Merely compensating for damages implies the bag was lost in good faith. I can't just steal your car and pay you fair market value for it without your agreement.

2 comments

>Donating a bag that your passenger has filed a claim for, and can tell you the location of, is a business decision.

It's not clear the airline could really determine which bag it was. I imagine these lost baggage centers have a very large amount of bags. Finding it is a needle in a hackstack problem under the likely assumption that the bag is lost because the airline paper tag was missing or unreadable.

There aren't enough facts to determine any active choice was made here. The airline should pay for the bag, but nothing seem malicious here.
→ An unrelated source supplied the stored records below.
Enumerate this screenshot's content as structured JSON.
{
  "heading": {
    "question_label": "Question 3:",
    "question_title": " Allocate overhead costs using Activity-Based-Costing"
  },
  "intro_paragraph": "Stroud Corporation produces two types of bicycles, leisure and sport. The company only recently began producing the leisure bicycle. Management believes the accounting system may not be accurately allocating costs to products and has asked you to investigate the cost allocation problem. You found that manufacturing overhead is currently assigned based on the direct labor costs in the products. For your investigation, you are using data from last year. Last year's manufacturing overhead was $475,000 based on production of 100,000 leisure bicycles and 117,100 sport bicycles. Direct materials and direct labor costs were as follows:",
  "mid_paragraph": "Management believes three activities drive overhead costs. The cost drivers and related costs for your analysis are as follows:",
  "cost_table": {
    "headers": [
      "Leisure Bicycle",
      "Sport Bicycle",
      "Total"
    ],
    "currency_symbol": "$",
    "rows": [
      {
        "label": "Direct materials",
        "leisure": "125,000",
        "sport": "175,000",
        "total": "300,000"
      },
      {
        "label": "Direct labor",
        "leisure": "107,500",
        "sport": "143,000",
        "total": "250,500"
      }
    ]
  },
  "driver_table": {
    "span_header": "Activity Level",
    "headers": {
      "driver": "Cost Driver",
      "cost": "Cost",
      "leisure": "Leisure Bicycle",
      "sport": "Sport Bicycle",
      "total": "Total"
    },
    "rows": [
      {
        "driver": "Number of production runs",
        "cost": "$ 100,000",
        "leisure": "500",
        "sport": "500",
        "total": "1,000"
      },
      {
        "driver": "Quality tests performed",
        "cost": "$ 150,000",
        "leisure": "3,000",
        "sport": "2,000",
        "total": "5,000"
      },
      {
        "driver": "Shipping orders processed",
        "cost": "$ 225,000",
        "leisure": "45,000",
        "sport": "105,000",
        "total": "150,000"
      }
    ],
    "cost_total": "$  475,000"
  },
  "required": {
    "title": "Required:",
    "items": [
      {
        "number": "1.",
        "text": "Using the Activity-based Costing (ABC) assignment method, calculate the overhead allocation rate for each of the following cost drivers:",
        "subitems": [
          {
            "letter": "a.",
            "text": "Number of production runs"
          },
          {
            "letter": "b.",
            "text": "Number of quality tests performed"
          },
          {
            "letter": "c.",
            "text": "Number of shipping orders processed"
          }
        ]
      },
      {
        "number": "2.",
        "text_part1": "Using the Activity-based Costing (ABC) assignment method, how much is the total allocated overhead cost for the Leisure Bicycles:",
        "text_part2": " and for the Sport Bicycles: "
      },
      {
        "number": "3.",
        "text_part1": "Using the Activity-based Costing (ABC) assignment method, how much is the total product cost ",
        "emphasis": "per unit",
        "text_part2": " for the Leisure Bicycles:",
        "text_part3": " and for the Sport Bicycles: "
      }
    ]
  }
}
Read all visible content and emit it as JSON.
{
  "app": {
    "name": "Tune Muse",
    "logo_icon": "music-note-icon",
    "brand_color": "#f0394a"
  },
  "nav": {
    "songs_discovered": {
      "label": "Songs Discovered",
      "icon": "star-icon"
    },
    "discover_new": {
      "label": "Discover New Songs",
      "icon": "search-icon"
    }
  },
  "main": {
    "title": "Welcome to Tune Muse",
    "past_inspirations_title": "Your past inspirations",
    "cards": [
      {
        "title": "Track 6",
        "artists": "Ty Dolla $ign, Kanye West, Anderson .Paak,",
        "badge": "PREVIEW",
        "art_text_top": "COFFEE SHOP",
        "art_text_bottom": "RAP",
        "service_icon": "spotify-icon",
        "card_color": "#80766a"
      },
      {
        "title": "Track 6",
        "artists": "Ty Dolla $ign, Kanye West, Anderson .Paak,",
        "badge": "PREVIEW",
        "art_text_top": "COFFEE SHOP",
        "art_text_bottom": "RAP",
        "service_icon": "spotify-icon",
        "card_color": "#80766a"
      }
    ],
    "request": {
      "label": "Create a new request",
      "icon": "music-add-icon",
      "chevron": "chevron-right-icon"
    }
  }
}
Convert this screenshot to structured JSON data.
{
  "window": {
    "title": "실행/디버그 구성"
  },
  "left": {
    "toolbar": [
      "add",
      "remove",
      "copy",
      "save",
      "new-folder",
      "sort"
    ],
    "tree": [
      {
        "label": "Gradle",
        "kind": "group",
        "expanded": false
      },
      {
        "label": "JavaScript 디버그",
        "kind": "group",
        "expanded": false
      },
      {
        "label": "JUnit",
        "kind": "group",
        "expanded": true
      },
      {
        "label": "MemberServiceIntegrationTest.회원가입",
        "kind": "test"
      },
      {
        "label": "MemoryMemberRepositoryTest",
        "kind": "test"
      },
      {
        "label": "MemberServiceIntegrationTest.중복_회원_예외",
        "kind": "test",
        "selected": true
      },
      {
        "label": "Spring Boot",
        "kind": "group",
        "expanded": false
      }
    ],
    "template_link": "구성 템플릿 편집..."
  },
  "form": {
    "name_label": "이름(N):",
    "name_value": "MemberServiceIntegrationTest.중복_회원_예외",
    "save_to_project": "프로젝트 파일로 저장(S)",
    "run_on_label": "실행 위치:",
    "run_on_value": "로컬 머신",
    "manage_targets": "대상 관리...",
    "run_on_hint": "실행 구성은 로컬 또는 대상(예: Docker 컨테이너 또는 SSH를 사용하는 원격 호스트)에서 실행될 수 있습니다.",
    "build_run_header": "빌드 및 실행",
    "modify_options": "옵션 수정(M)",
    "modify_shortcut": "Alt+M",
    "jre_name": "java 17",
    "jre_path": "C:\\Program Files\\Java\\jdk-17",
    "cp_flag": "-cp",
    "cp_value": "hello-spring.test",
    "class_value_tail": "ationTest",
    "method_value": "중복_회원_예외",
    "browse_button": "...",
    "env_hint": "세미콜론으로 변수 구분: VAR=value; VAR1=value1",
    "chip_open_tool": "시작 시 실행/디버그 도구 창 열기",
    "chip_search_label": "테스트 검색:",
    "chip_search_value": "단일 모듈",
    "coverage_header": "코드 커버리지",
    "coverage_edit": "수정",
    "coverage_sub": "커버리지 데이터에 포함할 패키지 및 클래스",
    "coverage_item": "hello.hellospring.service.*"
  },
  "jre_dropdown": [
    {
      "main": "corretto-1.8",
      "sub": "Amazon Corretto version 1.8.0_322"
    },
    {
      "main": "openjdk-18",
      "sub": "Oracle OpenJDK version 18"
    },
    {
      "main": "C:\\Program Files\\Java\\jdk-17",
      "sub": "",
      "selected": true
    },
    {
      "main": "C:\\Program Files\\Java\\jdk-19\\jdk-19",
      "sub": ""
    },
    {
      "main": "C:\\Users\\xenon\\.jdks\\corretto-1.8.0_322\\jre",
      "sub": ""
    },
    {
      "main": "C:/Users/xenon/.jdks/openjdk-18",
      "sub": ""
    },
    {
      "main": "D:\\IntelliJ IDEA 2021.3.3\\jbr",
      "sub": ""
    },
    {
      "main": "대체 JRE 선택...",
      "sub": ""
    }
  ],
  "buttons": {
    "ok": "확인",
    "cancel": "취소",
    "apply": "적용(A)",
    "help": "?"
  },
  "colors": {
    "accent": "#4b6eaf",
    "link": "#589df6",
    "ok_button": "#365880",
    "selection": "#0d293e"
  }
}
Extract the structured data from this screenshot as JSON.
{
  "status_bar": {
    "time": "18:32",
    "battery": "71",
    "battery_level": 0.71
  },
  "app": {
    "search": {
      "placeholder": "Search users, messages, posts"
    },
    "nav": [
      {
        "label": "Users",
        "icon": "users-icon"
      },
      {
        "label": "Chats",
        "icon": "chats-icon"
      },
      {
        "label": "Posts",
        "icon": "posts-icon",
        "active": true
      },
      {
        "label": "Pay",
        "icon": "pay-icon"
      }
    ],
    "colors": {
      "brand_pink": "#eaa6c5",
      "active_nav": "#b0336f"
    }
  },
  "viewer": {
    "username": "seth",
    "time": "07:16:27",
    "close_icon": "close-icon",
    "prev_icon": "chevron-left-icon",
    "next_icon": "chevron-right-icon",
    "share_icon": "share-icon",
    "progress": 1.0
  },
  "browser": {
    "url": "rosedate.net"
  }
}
You can use Find My to isolate the bag. It'll lead you to the general direction, you can pull the bag from the bunch based on a passenger description, and then you can just walk it away from the rest to see if it is correct.
Like rhino said above, in all likelyhood the label on the bag was most likely ripped (or it wouldn't be lost in the first place). And trying to describe a bag is... challenging.
That seems like a business decision to use poor labeling and likely negligent,

They should be required to show some good faith effort that their labelling system is design to be reliable instead of the cheapest possible, and also show they have made a good faith effort to return the mound of lost bags.

Normally there are at least 3 separate stickers affixed to a bag with their flight/tracking details. Hard to lose all 3

But this is also why I leave a business card or two inside the suitcase.